To make your argument pass muster with Deirdre McCloskey, especially if you're talking typewriter keyboards. About the argument that Paul David made in his famous AER paper in 1985, Clio and the Economics of QWERTY, that decentralized decision making drove typewriter manufacturers into prematurely standardizing the wrong keyboard, a little attention to history might matter.
Say, what appeared in the New York Times on April 26, 1959 under the byline of (in this case, the aptly named) Alexander R. Hammer: Typewriters Are Linguists Too: Special Characters Increase Volume for Producers. The opening sentence being; Typewriter manufacturers are cashing in on a growing demand for machines with unusual characters.
It goes on to detail how profit seeking businesses respond when there is a demand for something that requires changes to that standardized keyboard.
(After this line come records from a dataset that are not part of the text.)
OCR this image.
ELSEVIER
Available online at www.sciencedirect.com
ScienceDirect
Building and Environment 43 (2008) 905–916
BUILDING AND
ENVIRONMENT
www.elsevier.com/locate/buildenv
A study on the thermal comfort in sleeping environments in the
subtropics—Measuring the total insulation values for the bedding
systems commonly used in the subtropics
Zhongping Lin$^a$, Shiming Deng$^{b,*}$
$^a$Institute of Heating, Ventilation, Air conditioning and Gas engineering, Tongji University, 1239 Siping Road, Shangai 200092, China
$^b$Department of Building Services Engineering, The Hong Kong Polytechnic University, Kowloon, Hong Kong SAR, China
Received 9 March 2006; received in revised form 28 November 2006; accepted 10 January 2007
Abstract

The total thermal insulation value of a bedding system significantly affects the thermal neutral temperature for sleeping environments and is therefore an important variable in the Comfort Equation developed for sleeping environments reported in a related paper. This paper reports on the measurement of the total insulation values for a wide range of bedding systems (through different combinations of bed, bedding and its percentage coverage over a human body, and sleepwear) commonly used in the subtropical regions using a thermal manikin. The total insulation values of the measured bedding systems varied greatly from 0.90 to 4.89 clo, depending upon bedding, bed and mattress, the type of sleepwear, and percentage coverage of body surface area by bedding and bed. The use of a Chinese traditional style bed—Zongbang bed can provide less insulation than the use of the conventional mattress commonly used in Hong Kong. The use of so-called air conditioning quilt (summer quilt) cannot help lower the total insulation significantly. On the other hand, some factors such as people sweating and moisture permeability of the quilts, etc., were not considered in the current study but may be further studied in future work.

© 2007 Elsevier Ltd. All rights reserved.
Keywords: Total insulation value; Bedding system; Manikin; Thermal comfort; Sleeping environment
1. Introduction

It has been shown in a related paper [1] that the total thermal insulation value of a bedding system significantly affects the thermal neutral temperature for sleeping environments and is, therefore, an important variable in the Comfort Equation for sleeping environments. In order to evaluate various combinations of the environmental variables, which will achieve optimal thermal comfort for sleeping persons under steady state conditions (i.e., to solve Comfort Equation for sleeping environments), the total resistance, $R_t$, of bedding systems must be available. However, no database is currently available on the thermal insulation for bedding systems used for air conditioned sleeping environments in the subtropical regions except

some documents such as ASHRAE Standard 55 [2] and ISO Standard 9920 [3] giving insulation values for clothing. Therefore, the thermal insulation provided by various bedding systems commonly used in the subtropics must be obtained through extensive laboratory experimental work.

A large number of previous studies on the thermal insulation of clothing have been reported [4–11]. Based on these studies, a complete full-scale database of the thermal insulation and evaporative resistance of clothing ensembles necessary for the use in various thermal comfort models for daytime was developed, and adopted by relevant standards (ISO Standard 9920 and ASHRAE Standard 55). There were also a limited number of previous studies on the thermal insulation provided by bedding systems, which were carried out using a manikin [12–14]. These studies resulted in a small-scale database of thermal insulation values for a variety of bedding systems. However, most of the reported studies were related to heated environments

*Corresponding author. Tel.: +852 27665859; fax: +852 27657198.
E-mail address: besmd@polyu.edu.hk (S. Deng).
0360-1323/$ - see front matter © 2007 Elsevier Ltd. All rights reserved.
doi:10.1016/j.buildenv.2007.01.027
Mr. Hammer reported that manufacturers told him, About 30 per cent of the typewriters we are now delivering both for commercial and Federal Government agency use, are equipped with special keyboards or interchangeable type, or both.
Ranging from trademarks that could be typed with one stroke, such as that for the typewriters of the Coca Cola Company--cost; $50 (1959) per machine--to scientific and engineering symbols that otherwise would have had to have been drawn in by hand after a manuscript was typed. Hammer reported that, One big chemical concern recently reported a 75 per cent saving in time when typing reports requiring diagrams of carbon, hexagons and other chemical symbols....
75% being about twice as large as the 20-40% increase in typing speed Paul David reported was available from switching to the Dvorak keyboard. Except that David claimed that a Navy experiment demonstrating that saving was left lying on the ground unclaimed because the typing world was locked-in, path dependent on the standard QWERTY keyboard.
Other markets for these keyboards being the nation's weather bureaus, the Army Signal and Ordnance Corps, and in what would surely make Prof. McCloskey smile--she'd specifically cited insurance companies as potential adapters of more efficient keyboards in her famous exchange with Paul David on the EH.Net discussion board back in 1999--Insurance companies are also big users of unusual characters....Metropolitan Life uses the word 'age' so often in typing policies...it had keys made bearing that word for some of its machines.